Panic attacks come on at any time of the day or night.  If you’re ever been so scared and out of control, then you’ve probably had a taste of what a panic attack feels like to the typical sufferer.  Ever feel as if you were in imminent danger and had to flee?  That’s kind of what a panic attack feels like.  It comes on strong, scares the heck out of you, and it’s gone – maybe!

Panic Attacks: Am I Not Crazy?

Mental health is one of the last frontiers in medicine because we can’t measure the problem.  Too many of the problems are considered “in your head” that it’s only now being recognized as an honest illness.  I am a sufferer of depression and panic attacks.  It takes everything I have every day just to get up and be somewhat productive.  Although everything appears to be well with my life, in reality, it’s a day to day existence with little thought of actually getting better.  What I hope for is just getting through the day.  It’s in this spirit that I offer the following suggestions.  Remember that I’m not a medical doctor and everyone should seek treatment if only to validate that you’re not crazy!

Here are a few ideas on how to cope

Once you’ve finally visited a doctor and have been diagnosed with panic attacks you will be offered a course of treatment. In order to make sure the treatment has the best chance of succeeding, YOU need to take control of your life!

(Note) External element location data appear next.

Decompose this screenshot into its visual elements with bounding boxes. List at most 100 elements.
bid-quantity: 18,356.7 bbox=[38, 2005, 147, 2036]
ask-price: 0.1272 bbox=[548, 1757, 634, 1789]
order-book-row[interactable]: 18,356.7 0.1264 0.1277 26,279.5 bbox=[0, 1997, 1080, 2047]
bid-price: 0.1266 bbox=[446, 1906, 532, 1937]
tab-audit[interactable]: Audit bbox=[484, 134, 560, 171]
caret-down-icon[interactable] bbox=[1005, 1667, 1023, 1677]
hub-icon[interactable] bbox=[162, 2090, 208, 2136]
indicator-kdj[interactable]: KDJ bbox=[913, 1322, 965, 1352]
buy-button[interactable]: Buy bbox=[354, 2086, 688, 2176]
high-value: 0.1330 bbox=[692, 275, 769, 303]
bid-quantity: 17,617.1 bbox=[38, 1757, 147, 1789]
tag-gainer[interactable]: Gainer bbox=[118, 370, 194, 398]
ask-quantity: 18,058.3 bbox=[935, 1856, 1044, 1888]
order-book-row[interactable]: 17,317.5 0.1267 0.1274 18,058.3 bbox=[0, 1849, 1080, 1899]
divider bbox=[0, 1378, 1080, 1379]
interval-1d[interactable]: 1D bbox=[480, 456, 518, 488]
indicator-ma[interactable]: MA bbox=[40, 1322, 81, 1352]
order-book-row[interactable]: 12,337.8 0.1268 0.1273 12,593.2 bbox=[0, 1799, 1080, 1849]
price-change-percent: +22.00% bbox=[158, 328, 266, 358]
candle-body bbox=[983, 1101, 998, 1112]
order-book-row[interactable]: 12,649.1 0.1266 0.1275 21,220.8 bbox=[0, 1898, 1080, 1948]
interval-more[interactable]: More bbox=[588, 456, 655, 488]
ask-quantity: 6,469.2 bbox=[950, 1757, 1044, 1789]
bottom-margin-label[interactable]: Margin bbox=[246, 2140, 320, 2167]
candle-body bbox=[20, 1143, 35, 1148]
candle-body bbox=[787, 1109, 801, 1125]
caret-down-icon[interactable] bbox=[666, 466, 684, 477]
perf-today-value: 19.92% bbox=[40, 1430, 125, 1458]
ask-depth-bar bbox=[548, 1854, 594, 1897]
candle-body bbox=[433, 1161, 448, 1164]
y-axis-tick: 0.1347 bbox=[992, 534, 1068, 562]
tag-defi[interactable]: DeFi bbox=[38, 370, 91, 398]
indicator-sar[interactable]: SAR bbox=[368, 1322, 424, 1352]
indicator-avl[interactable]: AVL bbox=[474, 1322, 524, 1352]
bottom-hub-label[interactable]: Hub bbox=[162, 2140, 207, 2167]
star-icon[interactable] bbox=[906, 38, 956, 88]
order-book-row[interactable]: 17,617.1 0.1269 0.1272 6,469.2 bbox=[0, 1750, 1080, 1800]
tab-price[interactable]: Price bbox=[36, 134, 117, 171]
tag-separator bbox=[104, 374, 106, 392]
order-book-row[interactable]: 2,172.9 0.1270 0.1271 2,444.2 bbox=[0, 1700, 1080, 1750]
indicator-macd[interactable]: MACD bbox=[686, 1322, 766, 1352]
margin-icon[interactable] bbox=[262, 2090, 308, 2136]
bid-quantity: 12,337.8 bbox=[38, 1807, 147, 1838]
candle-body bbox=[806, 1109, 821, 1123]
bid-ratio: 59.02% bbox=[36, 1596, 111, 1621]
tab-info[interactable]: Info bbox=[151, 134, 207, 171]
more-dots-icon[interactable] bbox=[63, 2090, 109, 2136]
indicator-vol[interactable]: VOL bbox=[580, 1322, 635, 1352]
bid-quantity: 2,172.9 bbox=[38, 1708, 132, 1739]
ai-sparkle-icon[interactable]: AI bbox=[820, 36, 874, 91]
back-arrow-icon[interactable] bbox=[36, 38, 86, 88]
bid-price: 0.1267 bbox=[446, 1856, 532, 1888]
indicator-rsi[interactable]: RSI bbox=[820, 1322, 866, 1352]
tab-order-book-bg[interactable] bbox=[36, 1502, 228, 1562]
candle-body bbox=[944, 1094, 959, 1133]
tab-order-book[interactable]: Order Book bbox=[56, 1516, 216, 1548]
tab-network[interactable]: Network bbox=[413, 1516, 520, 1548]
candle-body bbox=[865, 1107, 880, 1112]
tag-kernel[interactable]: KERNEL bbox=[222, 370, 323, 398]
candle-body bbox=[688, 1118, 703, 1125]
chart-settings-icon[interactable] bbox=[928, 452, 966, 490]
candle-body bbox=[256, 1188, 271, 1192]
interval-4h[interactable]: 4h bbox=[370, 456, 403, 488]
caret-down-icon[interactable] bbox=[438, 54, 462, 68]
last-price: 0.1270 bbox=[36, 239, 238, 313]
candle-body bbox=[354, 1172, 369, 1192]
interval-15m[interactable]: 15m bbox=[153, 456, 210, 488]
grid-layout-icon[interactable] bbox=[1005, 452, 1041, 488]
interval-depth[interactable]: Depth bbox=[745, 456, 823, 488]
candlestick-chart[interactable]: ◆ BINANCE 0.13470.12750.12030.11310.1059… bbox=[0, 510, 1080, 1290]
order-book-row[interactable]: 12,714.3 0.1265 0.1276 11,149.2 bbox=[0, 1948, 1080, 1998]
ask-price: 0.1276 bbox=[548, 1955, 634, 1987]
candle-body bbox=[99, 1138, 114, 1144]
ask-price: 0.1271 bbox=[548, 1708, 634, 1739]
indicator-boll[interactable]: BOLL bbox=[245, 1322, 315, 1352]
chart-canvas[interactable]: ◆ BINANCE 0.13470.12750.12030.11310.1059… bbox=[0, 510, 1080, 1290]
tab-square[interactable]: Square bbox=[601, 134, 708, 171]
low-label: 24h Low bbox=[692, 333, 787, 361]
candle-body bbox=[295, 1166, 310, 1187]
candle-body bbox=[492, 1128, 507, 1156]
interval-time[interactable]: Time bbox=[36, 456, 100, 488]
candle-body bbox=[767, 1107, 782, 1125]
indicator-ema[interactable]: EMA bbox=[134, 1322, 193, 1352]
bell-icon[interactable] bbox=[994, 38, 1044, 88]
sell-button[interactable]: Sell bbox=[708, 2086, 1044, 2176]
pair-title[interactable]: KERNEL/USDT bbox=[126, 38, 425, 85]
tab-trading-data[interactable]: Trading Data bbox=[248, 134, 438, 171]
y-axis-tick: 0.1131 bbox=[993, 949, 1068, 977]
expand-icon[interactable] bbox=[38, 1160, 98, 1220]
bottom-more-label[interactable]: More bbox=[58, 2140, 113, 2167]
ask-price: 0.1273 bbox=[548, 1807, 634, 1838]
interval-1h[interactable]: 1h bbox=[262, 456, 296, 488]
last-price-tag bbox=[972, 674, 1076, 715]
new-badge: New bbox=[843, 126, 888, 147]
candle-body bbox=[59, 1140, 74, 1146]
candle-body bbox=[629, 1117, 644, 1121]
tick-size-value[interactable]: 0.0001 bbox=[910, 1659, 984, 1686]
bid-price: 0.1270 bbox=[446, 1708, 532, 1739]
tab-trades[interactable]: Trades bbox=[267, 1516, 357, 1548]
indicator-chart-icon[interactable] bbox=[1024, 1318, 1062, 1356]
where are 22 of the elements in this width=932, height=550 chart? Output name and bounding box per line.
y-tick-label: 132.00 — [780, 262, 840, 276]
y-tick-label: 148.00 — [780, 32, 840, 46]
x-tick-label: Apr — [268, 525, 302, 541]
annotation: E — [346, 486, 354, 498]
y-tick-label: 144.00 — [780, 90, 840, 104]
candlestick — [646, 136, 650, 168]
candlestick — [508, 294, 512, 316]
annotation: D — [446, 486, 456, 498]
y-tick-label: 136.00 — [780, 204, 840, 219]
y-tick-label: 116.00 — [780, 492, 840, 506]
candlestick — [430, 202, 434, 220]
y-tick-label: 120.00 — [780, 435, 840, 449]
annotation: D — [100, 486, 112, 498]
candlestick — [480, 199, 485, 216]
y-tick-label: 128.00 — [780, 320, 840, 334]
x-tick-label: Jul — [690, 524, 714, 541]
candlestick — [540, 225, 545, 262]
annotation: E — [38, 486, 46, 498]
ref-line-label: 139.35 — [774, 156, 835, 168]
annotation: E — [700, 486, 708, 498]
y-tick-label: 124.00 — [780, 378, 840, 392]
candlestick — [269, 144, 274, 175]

  1. Participate in your treatment – Do not sit back and wait for relief to come by itself! You must remain active and aware of your mind and body’s reactions to treatment. Be ready and willing to ask any and every question and to address every concern you have with your health care provider. Open lines of communication will increase the chance of control and success.
  1. Be patient – While many patients respond within weeks or sometimes even days to treatments for panic attacks, no one responds the same. Furthermore, no known treatments for panic work instantly. Be prepared to spend at least a full two months following your initial course of treatment before you start judging its effectiveness. If you still haven’t experienced the improvement you were seeking, you can always work with your provider to adjust your treatment plan then.
  1. Be alert to side effects – If part of your treatment involves medication, you will likely need to be aware and provide a lot of feedback to the doctor until the dose and type of medicine are Make certain your doctor explains to you the side effects you might have to expect. Usually, they get easier to tolerate with time but it’s critical that you know what to expect.  Your doctor may begin lowering your dosage, or trying alternatives if the side effects are pronounced or cannot be tolerated.
  1. Join a panic disorder support group – If misery loves companionship, then a great source of support, relief, and information for those who suffer from panic attacks can be found in the support group. Now I’m NOT a big fan of support groups in that they tend to validate problems instead of focusing on fixing or living with them.  I do recognize however that some people find great solace and support in these groups and for those people, please attend and enjoy.  Most attendees will be talking about their experiences, treatments, and coping tips.
  1. Start exercising – I have found one of the best treatment options is running. This has been a lifesaver for me, literally. On the brink of suicide in dealing with my anxiety, and panic I found running, or should I say running found me. For me, running gives me a break from the onslaught of thoughts that can terrorize me, as well as give me a goal and something to look forward to. Maybe running is not for you, but I would encourage you to look to some forms of exercise to get you that escape and reset your mind.

Just keep these tips in mind and putting them to use during your treatment may help make you feel much better and increase your chances of treatment being effective.